Imoke who accompanied Governor Ayade to inspect installation of equipment at the rice mill said the automated rice mill would create employment, increase rice production and make Cross River a hub for rice production in the country.
“This is a phenomenal project that speaks volume of the governor’s vision, not just the vision but the timing of a project of this nature,” the former governor said, adding that “it makes economic sense, as it will create employment, increase rice production and make Cross River a hub for rice production in this country.”
While acknowledging the “intellectual money policy,” of Ayade, the former governor said “the secret of such a gigantic project, especially when the state earns the least from the federal allocation, could only be a product of intellectual money,” adding that “I love the location and this can capture all the rice in the central and north, and ideally situated in terms of access to the market.”
Continuing, Imoke said: “A lot of people feel that the Nigerian rice is not as qualitative as it ought to be, but with a mill like this, though I am not an expert but I believe that the quality of rice that will be processed here will beat local standard.”
Applauding Ayade’s commitment to increasing local rice production, Imoke admitted: “To be able to achieve that, you need a processing park that has not just the capacity but the latest technology and what you see here is exactly that. It is a matter of months for this place to become a hub and you have to do the road and car park because of the volume of activity.”
Commenting, Governor Ayade explained that “this is the first vitaminized rice mill in Africa. It is the latest technology and an adoption of the most sophisticated technique, part of which is my own intellectual inputs and design.”
Acknowledging the foreign expertise that went into setting up the factory, the governor said: “We have a team here from Germany who is working to make the plant run fully on solar, two megawatts of power and two megawatts of battery storage, so, day and night it will run without recourse to diesel.”

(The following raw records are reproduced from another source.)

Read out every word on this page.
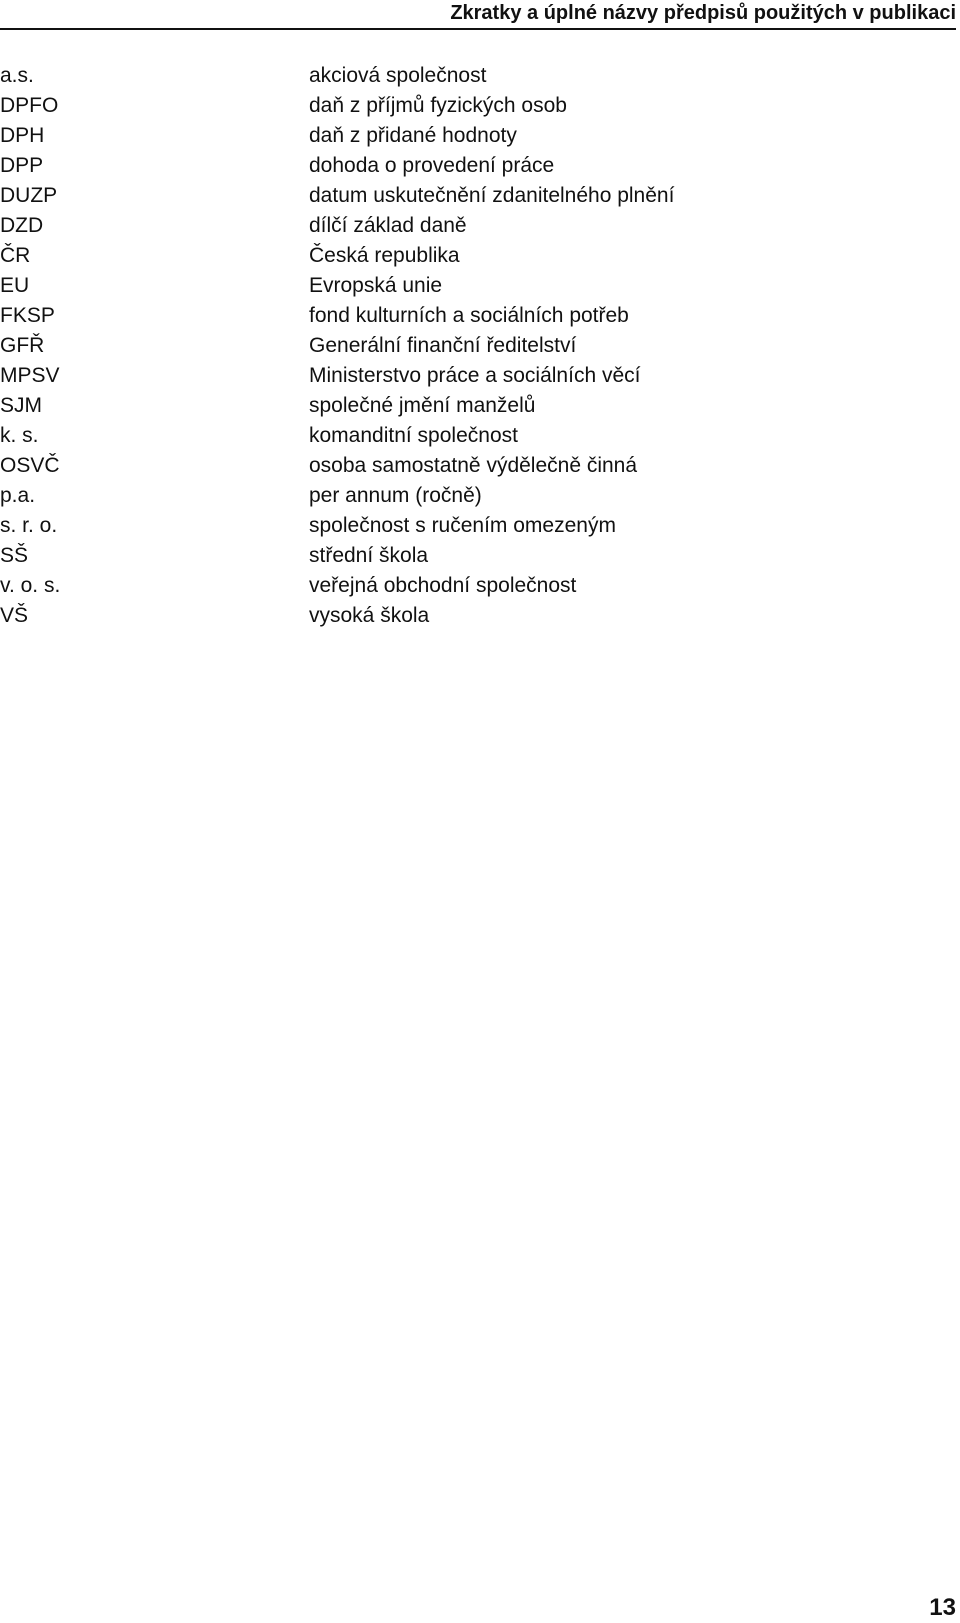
Zkratky a úplné názvy předpisů použitých v publikaci
a.s.	akciová společnost
DPFO	daň z příjmů fyzických osob
DPH	daň z přidané hodnoty
DPP	dohoda o provedení práce
DUZP	datum uskutečnění zdanitelného plnění
DZD	dílčí základ daně
ČR	Česká republika
EU	Evropská unie
FKSP	fond kulturních a sociálních potřeb
GFŘ	Generální finanční ředitelství
MPSV	Ministerstvo práce a sociálních věcí
SJM	společné jmění manželů
k. s.	komanditní společnost
OSVČ	osoba samostatně výdělečně činná
p.a.	per annum (ročně)
s. r. o.	společnost s ručením omezeným
SŠ	střední škola
v. o. s.	veřejná obchodní společnost
VŠ	vysoká škola
13
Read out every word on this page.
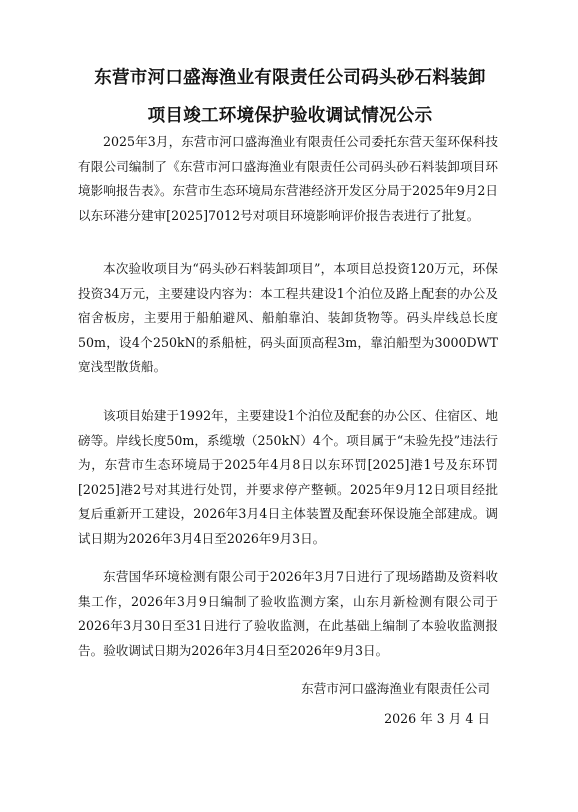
东营市河口盛海渔业有限责任公司码头砂石料装卸
项目竣工环境保护验收调试情况公示

2025年3月，东营市河口盛海渔业有限责任公司委托东营天玺环保科技有限公司编制了《东营市河口盛海渔业有限责任公司码头砂石料装卸项目环境影响报告表》。东营市生态环境局东营港经济开发区分局于2025年9月2日以东环港分建审[2025]7012号对项目环境影响评价报告表进行了批复。

本次验收项目为“码头砂石料装卸项目”，本项目总投资120万元，环保投资34万元，主要建设内容为：本工程共建设1个泊位及路上配套的办公及宿舍板房，主要用于船舶避风、船舶靠泊、装卸货物等。码头岸线总长度50m，设4个250kN的系船桩，码头面顶高程3m，靠泊船型为3000DWT宽浅型散货船。

该项目始建于1992年，主要建设1个泊位及配套的办公区、住宿区、地磅等。岸线长度50m，系缆墩（250kN）4个。项目属于“未验先投”违法行为，东营市生态环境局于2025年4月8日以东环罚[2025]港1号及东环罚[2025]港2号对其进行处罚，并要求停产整顿。2025年9月12日项目经批复后重新开工建设，2026年3月4日主体装置及配套环保设施全部建成。调试日期为2026年3月4日至2026年9月3日。

东营国华环境检测有限公司于2026年3月7日进行了现场踏勘及资料收集工作，2026年3月9日编制了验收监测方案，山东月新检测有限公司于2026年3月30日至31日进行了验收监测，在此基础上编制了本验收监测报告。验收调试日期为2026年3月4日至2026年9月3日。

东营市河口盛海渔业有限责任公司
2026 年 3 月 4 日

Offering further insight on the planned power system, Ayade disclosed that “if you want to run on diesel, it means you will be operating at a loss and that is why the team is here with me from Germany because they have been tested and proven in the industrial park in Calabar, so we want to extend that and have them to do this plant.”
Admitting that the quality, size and consistency of the grains will be fresh and polished, the governor said “very soon, you will see this plant running, when you see our rice you will know it is fresh, this is not like the imported type, so very soon we are going to explode.”